Article 6: Decolonizing Shanghai: Design and Material Culture in the Photographs of Hu Yang
Article 6: Decolonizing Shanghai: Design and Material Culture in the Photographs of Hu Yang
Tai, E. (2009). Decolonizing Shanghai: Design and Material Culture in the Photographs of Hu Yang. Design Issues, 25(3), 30-43.
An author who lives in Shanghai won many designs and academic awards from Tulane University and Harvard University. Earl Tai like to leave a lasting impression on this word and on people with his project. He thinks that if something does not have communal value, it may be boring. Also, Tai interested in exploring and try different materials. Trying different things together enjoyable for Tai such as, historical and philosophical or ethical or poetical. (building the good city, 2010)
Image 1: http://buildingthegoodcity.typepad.com/building-the-good-city/2010/05/insight-earl-tai.html
The main objectives of Earl Tai’s ‘Decolonizing Shanghai’ is that analyze different cultures which situated in the same city. Gender, social class, age, life’s quality, education level and another many kinds of factors play significant role emergence of different cultures.
All countries have own culture. This paper focuses the materials which were used for design in Shanghai such as, fabric, plants, furniture, colors, etc.
Hu Yang’s collection of five-hundred photographs called “Shanghai Living”. Photographs focus the details of fabric, plants, furniture, colors instead of focus just people.

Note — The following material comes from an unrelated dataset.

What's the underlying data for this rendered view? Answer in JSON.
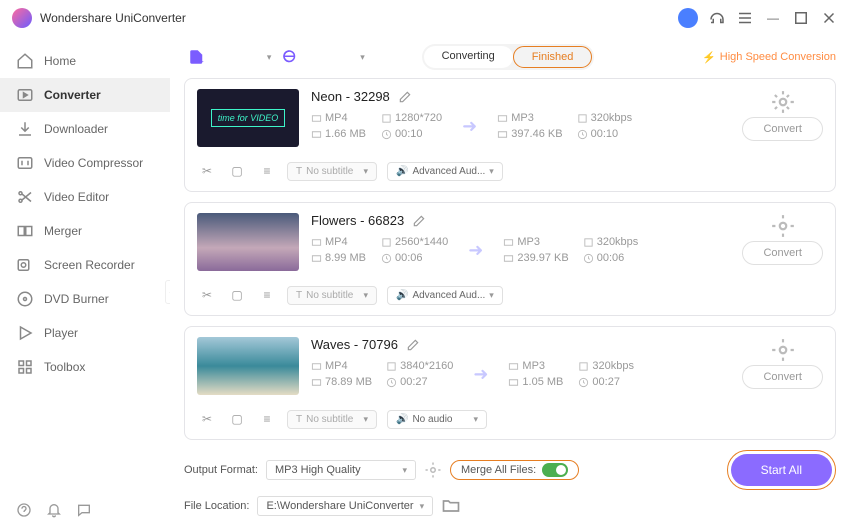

Image2: http://www.chine-nouvelle.com/chine/insolite/2008-09-29-hu-yang-shanghai-living.html
The main goals of the artist are not capturing high quality or conceptual photographs. The main aim is transmitting different emotions between materials and people which live in different zones.
The author mentioned that how history and modern can combine together between objects. Also, he emphasizes the importance of objects of antiquity in the spaces.
‘’The most salient example of this is the portrait of Claude Hudelot, a French diplomat who has taken the Chinese name Yu Dele. Photographed in his parlor seated in a seventeenth-century Ming-style chair, Hudelot is surrounded by his Chinese cultural artifacts: a wooden altar table, a blue and white covered porcelain jar, an orchid and three bonsai, a pair of hexagonal ceramic planters, a number of figurines of Chairman Mao, a silkscreen of Mao and Dong Biwu, a wooden birdcage, and photographs of old architectural details. To complete the picture, Hudelot himself has chosen to be photographed bedecked in a white Chinese tunic set, complete with matching socks and Chinese shoes from a past era. Hudelot, an avowed devotee of traditional Chinese culture, pays his respects to the culture by surrounding himself with artifacts of a bygone Chinese past from the Mao era and dynastic eras, even down to the garments enveloping his body.’’ (Tai, 2009)
Hybridities define using different types of styles and historical element together. And one of a photograph from Yang’s collection was defined by the author as an example of the topic.
‘’Stephen Slemon offers some mediation to Tiffin's concept of a resistant hybridity through his rejection of an automatic assumption of synonymity between postcolonial acts and resistance acts.7 The former acknowledge ways in which one cultural group may adopt or integrate values of another cultural group; while the latter describes radical acts of resistance against a colonizing culture.’’ (Tai, 2009)
IKEA was given as a good example of Hybridities by the author. Although IKEA is a Swedish company, it reflects many different styles. The company does not produce a product just for one country. It aims to be modern and usable from every user in the world.
Questions:
1 1. Because of some kind of companies like IKEA are we losing our cultural design elements?
2 2. The details which are using in design elements how can affect our physiology?